Infelizmente, a vida das mulheres ainda é bem complicada no ambiente de trabalho. Segundo dados do Ministério Publico do Trabalho (MPT), as denúncias por assédio sexual cresceram 1.500% entre 2018 e 2022. Só em 2023, até o Dia Internacional da Mulher em 8 de março, o MPT já havia recebido 54 denúncias.
Os números refletem uma maior conscientização graças à crecente divulgação de casos na mídia, mas ainda há bastante subnotificação, pois muitas mulheres ficam constrangidas e optam pelo silêncio.
Em situações de assédio moral, o cenário não é muito diferente. Somente no Ministério Público (MP), nas esferas federal e estadual, 50,1% dos entrevistados foram vítimas de assédio moral dentre os 4.077 funcionários entrevistados. A pesquisa foi realizada pela Universidade Federal do Rio Grande do Sul (UFRGS) e a sua fundação FAURGS, encomendada pela Comissão de Saúde do próprio Conselho Nacional do Ministério Público (CNMP), após a protocolização de requerimento dos servidores, em 2021, para a criação de políticas de saúde mental.

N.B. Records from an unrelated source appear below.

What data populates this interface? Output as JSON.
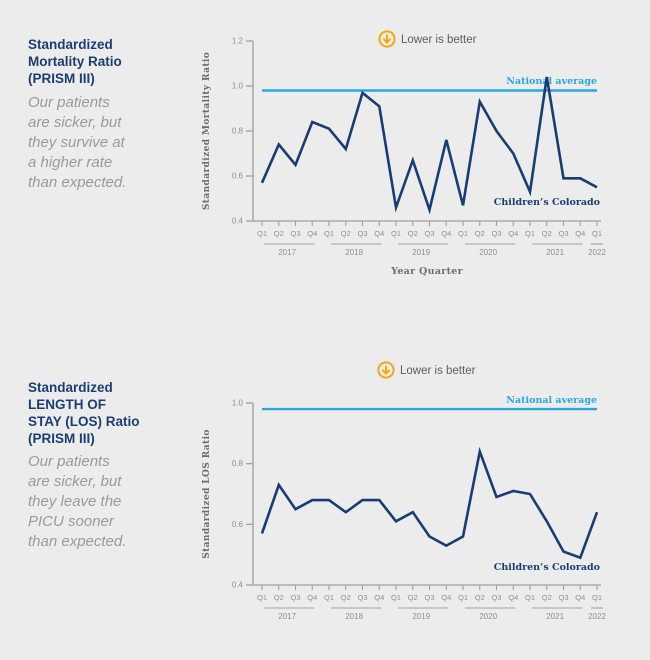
{
  "colors": {
    "background": "#ececec",
    "navy": "#193d72",
    "cyan": "#2aa6de",
    "orange": "#f3a712",
    "sub_gray": "#9a9a9a",
    "axis_gray": "#a0a0a0",
    "tick_gray": "#8f8f8f",
    "slab_gray": "#6c6c6c"
  },
  "panels": [
    {
      "heading": "Standardized\nMortality Ratio\n(PRISM III)",
      "subtext": "Our patients\nare sicker, but\nthey survive at\na higher rate\nthan expected."
    },
    {
      "heading": "Standardized\nLENGTH OF\nSTAY (LOS) Ratio\n(PRISM III)",
      "subtext": "Our patients\nare sicker, but\nthey leave the\nPICU sooner\nthan expected."
    }
  ],
  "chart_data": [
    {
      "type": "line",
      "annotation": "Lower is better",
      "ylabel": "Standardized Mortality Ratio",
      "xlabel": "Year Quarter",
      "ylim": [
        0.4,
        1.2
      ],
      "yticks": [
        0.4,
        0.6,
        0.8,
        1.0,
        1.2
      ],
      "categories": [
        "Q1",
        "Q2",
        "Q3",
        "Q4",
        "Q1",
        "Q2",
        "Q3",
        "Q4",
        "Q1",
        "Q2",
        "Q3",
        "Q4",
        "Q1",
        "Q2",
        "Q3",
        "Q4",
        "Q1",
        "Q2",
        "Q3",
        "Q4",
        "Q1"
      ],
      "year_groups": [
        {
          "label": "2017",
          "count": 4
        },
        {
          "label": "2018",
          "count": 4
        },
        {
          "label": "2019",
          "count": 4
        },
        {
          "label": "2020",
          "count": 4
        },
        {
          "label": "2021",
          "count": 4
        },
        {
          "label": "2022",
          "count": 1
        }
      ],
      "series": [
        {
          "name": "Children’s Colorado",
          "values": [
            0.57,
            0.74,
            0.65,
            0.84,
            0.81,
            0.72,
            0.97,
            0.91,
            0.46,
            0.67,
            0.45,
            0.76,
            0.47,
            0.93,
            0.8,
            0.7,
            0.53,
            1.04,
            0.59,
            0.59,
            0.55
          ]
        }
      ],
      "reference_line": {
        "label": "National average",
        "value": 0.98
      },
      "legend_position": "in-plot",
      "grid": false
    },
    {
      "type": "line",
      "annotation": "Lower is better",
      "ylabel": "Standardized LOS Ratio",
      "xlabel": "",
      "ylim": [
        0.4,
        1.0
      ],
      "yticks": [
        0.4,
        0.6,
        0.8,
        1.0
      ],
      "categories": [
        "Q1",
        "Q2",
        "Q3",
        "Q4",
        "Q1",
        "Q2",
        "Q3",
        "Q4",
        "Q1",
        "Q2",
        "Q3",
        "Q4",
        "Q1",
        "Q2",
        "Q3",
        "Q4",
        "Q1",
        "Q2",
        "Q3",
        "Q4",
        "Q1"
      ],
      "year_groups": [
        {
          "label": "2017",
          "count": 4
        },
        {
          "label": "2018",
          "count": 4
        },
        {
          "label": "2019",
          "count": 4
        },
        {
          "label": "2020",
          "count": 4
        },
        {
          "label": "2021",
          "count": 4
        },
        {
          "label": "2022",
          "count": 1
        }
      ],
      "series": [
        {
          "name": "Children’s Colorado",
          "values": [
            0.57,
            0.73,
            0.65,
            0.68,
            0.68,
            0.64,
            0.68,
            0.68,
            0.61,
            0.64,
            0.56,
            0.53,
            0.56,
            0.84,
            0.69,
            0.71,
            0.7,
            0.61,
            0.51,
            0.49,
            0.64
          ]
        }
      ],
      "reference_line": {
        "label": "National average",
        "value": 0.98
      },
      "legend_position": "in-plot",
      "grid": false
    }
  ]
}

Dentre os entrevistados, 85% apresentaram risco de doenças psicológicas; 77,2% sofreram constrangimento emocional; 27,1% foram vítimas de violência psicológica e 6,7% pensaram em cometer suicídio. A pesquisa também apontou relatos de assédio sexual. Os assediadores possuíam cargos de chefia e o estudo concluiu que os problemas foram ignorados e que a maior parte dos servidores escolheu também o silêncio para manter a estabilidade no ambiente de trabalho. A pauta voltou à mesa somente em março de 2023, mas ainda deverá ser votada em plenário.

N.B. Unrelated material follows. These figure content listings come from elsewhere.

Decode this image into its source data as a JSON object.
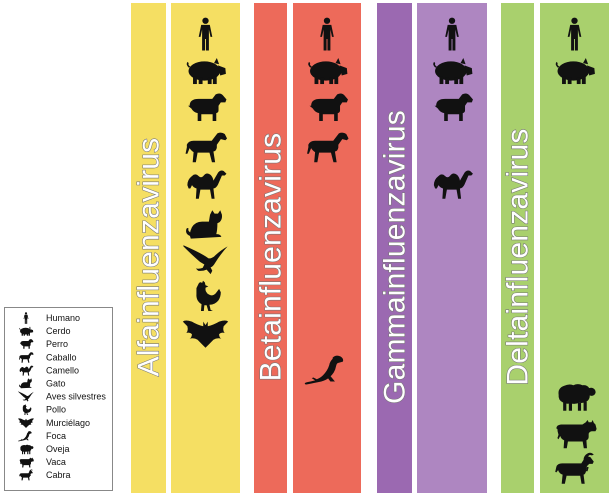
{
  "columns": [
    {
      "label": "Alfainfluenzavirus",
      "colors": {
        "label_band": "#f5df63",
        "species_band": "#f5df63"
      },
      "hosts": [
        "human",
        "pig",
        "dog",
        "horse",
        "camel",
        "cat",
        "wild-bird",
        "chicken",
        "bat"
      ]
    },
    {
      "label": "Betainfluenzavirus",
      "colors": {
        "label_band": "#ed6a5a",
        "species_band": "#ed6a5a"
      },
      "hosts": [
        "human",
        "pig",
        "dog",
        "horse",
        "seal"
      ]
    },
    {
      "label": "Gammainfluenzavirus",
      "colors": {
        "label_band": "#9b69b1",
        "species_band": "#ae86c1"
      },
      "hosts": [
        "human",
        "pig",
        "dog",
        "camel"
      ]
    },
    {
      "label": "Deltainfluenzavirus",
      "colors": {
        "label_band": "#a9d06d",
        "species_band": "#a9d06d"
      },
      "hosts": [
        "human",
        "pig",
        "sheep",
        "cow",
        "goat"
      ]
    }
  ],
  "legend": [
    {
      "icon": "human",
      "label": "Humano"
    },
    {
      "icon": "pig",
      "label": "Cerdo"
    },
    {
      "icon": "dog",
      "label": "Perro"
    },
    {
      "icon": "horse",
      "label": "Caballo"
    },
    {
      "icon": "camel",
      "label": "Camello"
    },
    {
      "icon": "cat",
      "label": "Gato"
    },
    {
      "icon": "wild-bird",
      "label": "Aves silvestres"
    },
    {
      "icon": "chicken",
      "label": "Pollo"
    },
    {
      "icon": "bat",
      "label": "Murciélago"
    },
    {
      "icon": "seal",
      "label": "Foca"
    },
    {
      "icon": "sheep",
      "label": "Oveja"
    },
    {
      "icon": "cow",
      "label": "Vaca"
    },
    {
      "icon": "goat",
      "label": "Cabra"
    }
  ],
  "colors": {
    "icon_fill": "#111111",
    "legend_border": "#888888"
  }
}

Embora aconteça também com homens e outros gêneros, as mulheres, especialmente as jovens e as migrantes, têm o dobro da possibilidade de serem vítimas de assédio sexual e moral em ambiente profissional, de acordo com pesquisa da Organização Internacional do Trabalho (OIT). A plataforma de empregos Catho também realizou uma pesquisa e apontou que 38,7% das mulheres no Brasil na sofreram assédio moral no trabalho.
Em 2022, dois grandes escândalos de assédio sexual e moral marcaram o país: o da Caixa Econômica Federal, com foco em seu ex-presidente Pedro Guimarães e o da Petrobrás. No caso da Caixa, 38 testemunhas relataram situações de assédio sexual e moral. O MPT processou o banco e cobra na justiça R$ 300,3 milhões pela omissão em apurar e punir pelos assédios. O MPT também pediu R$ 30,5 milhões a Pedro Guimarães pelas acusações. Em março de 2023, o economista também se tornou réu pelo caso em processo criminal que corre em segredo na justiça.
No caso da Petrobras, que chegou a receber 81 denúncias de assédio sexual entre 2019 e 2022, a situação é mais complexa, uma vez que ainda em 2023 surgiram mais denúncias sobre a empresa. Veículos de imprensa publicaram relatos de diversas funcionárias e os casos seguem em investigação. No último dia 3 de abril, a empresa criou um grupo de trabalho para incentivar mulheres a formalizar as denúncias, além de analisar os casos já relatados. Em 2019, a Petrobras já foi condenada a pagar R$ 111 mil por assédio sexual a uma colaboradora terceirizada.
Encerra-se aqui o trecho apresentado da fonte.